Few fit the tortured artist cliché as wholly as Lauryn Hill. Brilliant, outspoken and passionate, her career has been tempestuous and trying. Her solo debut and magnum opus, The Miseducation of Lauryn Hill was a profoundly personal work centered on love, feminism and spirituality. Her brutal honesty and open vulnerability connected to millions around the world, elevating her to stardom and winning her the Grammy for album of the year in 1999. A hip-hop/soul crossover, the album helped pioneer the neo-soul movement and bring the genre mainstream recognition. Hill alternates between lyrically ferocious, awe-inspiring rhythmic schemes and heart-rending narrative ballads, baring her personal life and pain for the world to see. Lyrics such as “Just as Christ was a superstar, you stupid sir!/ They hail you then nail you no matter who you are/ They’ll make you now then take you down and make you face it/ If you slit the bag open, put your pinky in it and taste it” exemplified its emotive power and continuing relevance. Over the past decade-and-a-half the album has remained a monumental and critically revered work that continues to haunt and define her to this very day.

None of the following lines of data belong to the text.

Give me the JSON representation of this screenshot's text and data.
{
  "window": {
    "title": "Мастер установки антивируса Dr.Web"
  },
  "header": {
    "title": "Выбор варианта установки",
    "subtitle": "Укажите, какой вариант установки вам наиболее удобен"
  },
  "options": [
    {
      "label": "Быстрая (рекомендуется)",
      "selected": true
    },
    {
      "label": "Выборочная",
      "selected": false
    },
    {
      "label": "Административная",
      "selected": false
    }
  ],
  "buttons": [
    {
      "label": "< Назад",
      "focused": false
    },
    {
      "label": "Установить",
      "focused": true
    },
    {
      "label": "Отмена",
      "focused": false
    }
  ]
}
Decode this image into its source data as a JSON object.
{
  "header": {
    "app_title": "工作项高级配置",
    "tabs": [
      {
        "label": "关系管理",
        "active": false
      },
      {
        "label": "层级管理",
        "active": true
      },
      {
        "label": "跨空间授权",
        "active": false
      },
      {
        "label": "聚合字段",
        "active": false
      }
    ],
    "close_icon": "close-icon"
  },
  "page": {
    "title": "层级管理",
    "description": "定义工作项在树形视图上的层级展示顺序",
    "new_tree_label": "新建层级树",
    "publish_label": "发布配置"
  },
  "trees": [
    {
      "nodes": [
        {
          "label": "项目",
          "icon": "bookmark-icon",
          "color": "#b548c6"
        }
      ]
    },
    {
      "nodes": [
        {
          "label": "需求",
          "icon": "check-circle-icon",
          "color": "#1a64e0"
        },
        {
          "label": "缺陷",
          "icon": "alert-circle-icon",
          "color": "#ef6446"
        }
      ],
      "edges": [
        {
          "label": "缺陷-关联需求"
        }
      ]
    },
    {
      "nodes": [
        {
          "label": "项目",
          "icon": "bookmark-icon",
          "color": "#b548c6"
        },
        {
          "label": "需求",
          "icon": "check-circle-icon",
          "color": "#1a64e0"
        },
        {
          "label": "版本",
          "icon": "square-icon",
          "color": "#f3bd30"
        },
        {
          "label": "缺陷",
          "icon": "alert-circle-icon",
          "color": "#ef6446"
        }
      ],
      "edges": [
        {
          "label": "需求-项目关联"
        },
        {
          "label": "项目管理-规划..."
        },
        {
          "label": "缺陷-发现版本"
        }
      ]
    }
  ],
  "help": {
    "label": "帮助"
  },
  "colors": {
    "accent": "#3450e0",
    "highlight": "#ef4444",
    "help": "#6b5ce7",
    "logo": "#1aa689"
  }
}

From her success followed a deeply painful and exceedingly public downward spiral. Alienated by fame, disillusioned with the music industry, exploited for monetary gain and disgusted with the pretentious, paltry form her life had taken, Hill cut ties with the outside world, exiling herself from music and the public eye. From there followed a slew of media-labeled meltdowns, romantic turbulences and erratically inconsistent touring. She repeatedly showed up late (if appearing at all) for her concerts, canceling broad parts of her tour and refusing to grant refunds. Mocked, marginalized and castoff as a has-been, her troubles hit a new low in 2013 when she was prosecuted and imprisoned for tax evasion.
So, after buying my ticket to see her at Brown’s Spring Fling I was (apprehensively) hopeful, but mostly wary. The set started ominously. The crowd waited for over an hour, unsure whether or not to expect an actual appearance. The DJ on stage served us what seemed like a ceaseless barrage of bar mitzvah-esque songs followed by half-hearted bids to love and one-ness. Once he began playing tracks of Miseducation the crowd drew the line, expressing their consternation through collective groans. By the time Hill walked on stage the sun had set and the audience’s excitement had notably dampened. I looked on nervously, unsure of what performance was about to unfold. However, as the concert progressed the more magnetized and fixated I became. The disenchantment broke as I was struck by her sheer stage presence. As the instrumentation started up and the band launched into a newly rendered and highly improvisational version of “Killing Me Softly,” the crowd was instantly reenergized by the overwhelming talent before us. Keeping only the skeletal outlines and minimal foundation of her most well-known hits intact, Hill adapted her life’s work to fit her current passion and musical direction. Backed by a full band, hype man and three additional female vocalists, the concert hailed back to old school R&B, soul, Motown and hip-hop while remaining vitally relevant. She effortlessly fused jazz and rock in a way that was not just curious but natural. Her raps, scats and vocals were supported by the fullness of the band’s sound and filled the entire quad. Although nearly two decades have passed since her initial rise to fame, her voice resonated with the same lucidity and power that it did 20 years ago.
However, what struck me the most was not the sheer aesthetic and auditory quality of her performance but rather its incredible authenticity and substance. I have been to too many concerts where the band had merely regurgitated their songs without any emotion. Having performed the same set dozens of times, bands lose the passion that their music once held and their performance becomes generic. Such tried performativity shared nothing in common with Hill; her every line, chord and refrain held meaning and emotion. Lyrics such as “I wrote these words for everyone/ who struggles in their youth/ who won’t accept deception/ instead of what is truth” from “Everything is Everything” rang potent and true. Passion emanated from her on stage, her body shaking and eyes tearing as she sang.
There stood before us a woman so disillusioned and revolted with the politics, exploitation and superficiality of fame and record labels that she had lost her love for music. She entered into a self-imposed exile, leaving the public eye entirely rather than compromising her authenticity. What we were directly witnessing was the rediscovery and revival of her love for music through a live audience. She was extending her passion to us while reigniting her own. When the encore faded and she exited the stage for the final time I was left awed, inspired and thankful. Despite all the vicissitudes, Ms. Hill is still burning strong.